As soon as English and French traders showed the native aboriginals in North America (preeminent bushcrafters if there ever was any) what firearms were, those natives did everything they could do to upgrade as fast as possible. The reason for this is that guns, even an old, smoothbore, flintlock trade musket, simply killed better and more efficiently, either for hunting or for fighting, than the bow and arrows produced by a stone age culture.
Hunting is a vital component of real bushcraft, and guns simply do it better. One man here mentioned living off the land with just a shotgun and an air rifle. That is actually an excellent combination when you are operating from a base camp or homestead. A scoped .22LR rifle is also a good tool for the bush (I prefer the Ruger 10/22). A really good, compact gun for the bush, if you have the skill to use it and your laws allow it, is a .22 caliber revolver that has two cylinders, one for .22 WMR and one for .22LR. However, laws aside, it takes a fair degree of skill to use a handgun for anything other than short range defense.
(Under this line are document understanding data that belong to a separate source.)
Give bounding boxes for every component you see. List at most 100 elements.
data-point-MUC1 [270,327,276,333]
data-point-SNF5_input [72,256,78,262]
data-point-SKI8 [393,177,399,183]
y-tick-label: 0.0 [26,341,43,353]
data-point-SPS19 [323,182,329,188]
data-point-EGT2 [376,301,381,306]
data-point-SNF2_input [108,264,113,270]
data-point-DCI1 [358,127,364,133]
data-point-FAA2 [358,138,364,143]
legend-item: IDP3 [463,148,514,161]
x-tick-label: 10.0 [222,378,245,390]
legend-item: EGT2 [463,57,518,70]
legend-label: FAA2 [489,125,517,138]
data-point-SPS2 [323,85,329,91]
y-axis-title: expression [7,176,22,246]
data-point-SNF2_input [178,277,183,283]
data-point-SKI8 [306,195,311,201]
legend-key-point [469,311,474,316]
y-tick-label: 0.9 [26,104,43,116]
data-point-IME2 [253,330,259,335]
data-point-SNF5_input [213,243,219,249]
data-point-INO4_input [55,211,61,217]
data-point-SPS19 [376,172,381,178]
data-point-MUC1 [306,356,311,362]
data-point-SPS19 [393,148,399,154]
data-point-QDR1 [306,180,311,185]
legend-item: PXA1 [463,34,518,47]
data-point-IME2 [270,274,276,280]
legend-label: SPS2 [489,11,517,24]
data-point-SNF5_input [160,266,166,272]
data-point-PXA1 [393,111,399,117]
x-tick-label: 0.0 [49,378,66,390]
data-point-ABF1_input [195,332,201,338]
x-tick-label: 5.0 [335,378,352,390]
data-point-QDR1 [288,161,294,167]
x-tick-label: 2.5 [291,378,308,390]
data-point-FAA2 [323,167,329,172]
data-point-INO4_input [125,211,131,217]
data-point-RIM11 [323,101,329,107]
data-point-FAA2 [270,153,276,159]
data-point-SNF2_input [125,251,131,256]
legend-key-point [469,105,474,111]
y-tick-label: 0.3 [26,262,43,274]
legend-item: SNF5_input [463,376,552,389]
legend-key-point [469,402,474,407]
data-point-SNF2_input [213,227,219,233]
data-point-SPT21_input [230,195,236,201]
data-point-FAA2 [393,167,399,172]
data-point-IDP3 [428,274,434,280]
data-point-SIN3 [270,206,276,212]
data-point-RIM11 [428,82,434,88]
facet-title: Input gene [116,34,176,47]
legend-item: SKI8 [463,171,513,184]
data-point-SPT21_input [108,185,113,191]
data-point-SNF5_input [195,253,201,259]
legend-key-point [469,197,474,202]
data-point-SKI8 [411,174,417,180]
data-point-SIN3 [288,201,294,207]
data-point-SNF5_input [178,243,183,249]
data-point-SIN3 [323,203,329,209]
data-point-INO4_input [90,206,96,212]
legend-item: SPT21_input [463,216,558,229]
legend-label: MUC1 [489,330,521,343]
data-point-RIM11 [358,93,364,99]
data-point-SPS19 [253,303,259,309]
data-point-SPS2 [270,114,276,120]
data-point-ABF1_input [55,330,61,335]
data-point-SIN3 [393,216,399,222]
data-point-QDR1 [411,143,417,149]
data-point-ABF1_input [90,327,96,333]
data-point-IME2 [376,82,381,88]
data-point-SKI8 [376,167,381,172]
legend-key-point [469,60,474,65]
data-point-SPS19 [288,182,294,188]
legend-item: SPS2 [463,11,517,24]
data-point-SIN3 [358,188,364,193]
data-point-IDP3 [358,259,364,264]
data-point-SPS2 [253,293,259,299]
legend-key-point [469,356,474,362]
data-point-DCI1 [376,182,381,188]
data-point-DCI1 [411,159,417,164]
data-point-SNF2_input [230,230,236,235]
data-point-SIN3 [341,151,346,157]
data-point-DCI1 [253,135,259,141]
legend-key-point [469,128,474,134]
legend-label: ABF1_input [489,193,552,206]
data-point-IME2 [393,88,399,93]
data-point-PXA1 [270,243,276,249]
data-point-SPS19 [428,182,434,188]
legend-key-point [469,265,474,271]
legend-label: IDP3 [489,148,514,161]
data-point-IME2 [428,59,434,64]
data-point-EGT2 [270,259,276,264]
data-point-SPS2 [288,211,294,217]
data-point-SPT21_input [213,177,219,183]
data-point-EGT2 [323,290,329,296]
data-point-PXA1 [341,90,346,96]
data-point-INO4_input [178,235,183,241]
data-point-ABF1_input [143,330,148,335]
However, if guns aren't your thing for personal or legal reasons, learning other weapons and methods is a must for serious bushcraft.
Here is a YouTube channel that some here might find interesting. He and his people do a lot of bushcraft using the H&R break action, single barrel 12ga shotgun. His video of reloading a 12ga shell on a tree stump with a hatchet and a screwdriver is an example of where he goes with the subject.
http://www.youtube.com/user/wildernessoutfitters
A very interesting video everyone should watch is 'I, Caveman' produced by Morgan Spurlock (of 'Super Size Me' fame). They attempted to recreate, in a valley high in the Rocky Mountains in the USA, a tribe of ice age people using stone tools. They wanted to see if modern humans still had it in them. Much to the shock of the anthropologist watching the experiment from afar, starving and pretty much out of food, they managed to bring down a full grown elk with a dart launched with an atlatl.
On the subject of defense, this is an American perspective, and your island may be a bit tamer, but the world has a bad habit of getting nasty from time to time.
Having grown up in the rural western USA and having spent a lot of time in the wilderness, some of it pretty remote, my personal experience is that self-defense in the bush is an issue. It's been an issue since aboriginal times for all peoples around the world. Archaeologists have found that most neolithic and paleolithic tribes around the world all fought each other on a regular basis. The aboriginal natives of the USA fought each other like cats and dogs long before the Whites arrived. There is a reason that all forest rangers in the USA carry a high capacity semi-auto handgun (typically .40 S&W caliber) and a couple of spare mags loaded with hollowpoints.
This isn't just a modern thing, it has always been like this. The only thing which has changed are the weapons used.
Myself, in addition to the occasional obnoxious human, one of the more unpleasant problems I have had in the American bush is the modern problem of feral dog packs that have no fear of humans. I never go out into the bush unarmed, even if all I have is a blade, like a machete or a kukri. IMHO, you don't need much of what people call 'tactical training' for self-defense out in the bush. If you are a good hunter, alert to your environment, and a good, fast shot, then you can defend yourself if you have the will to do so.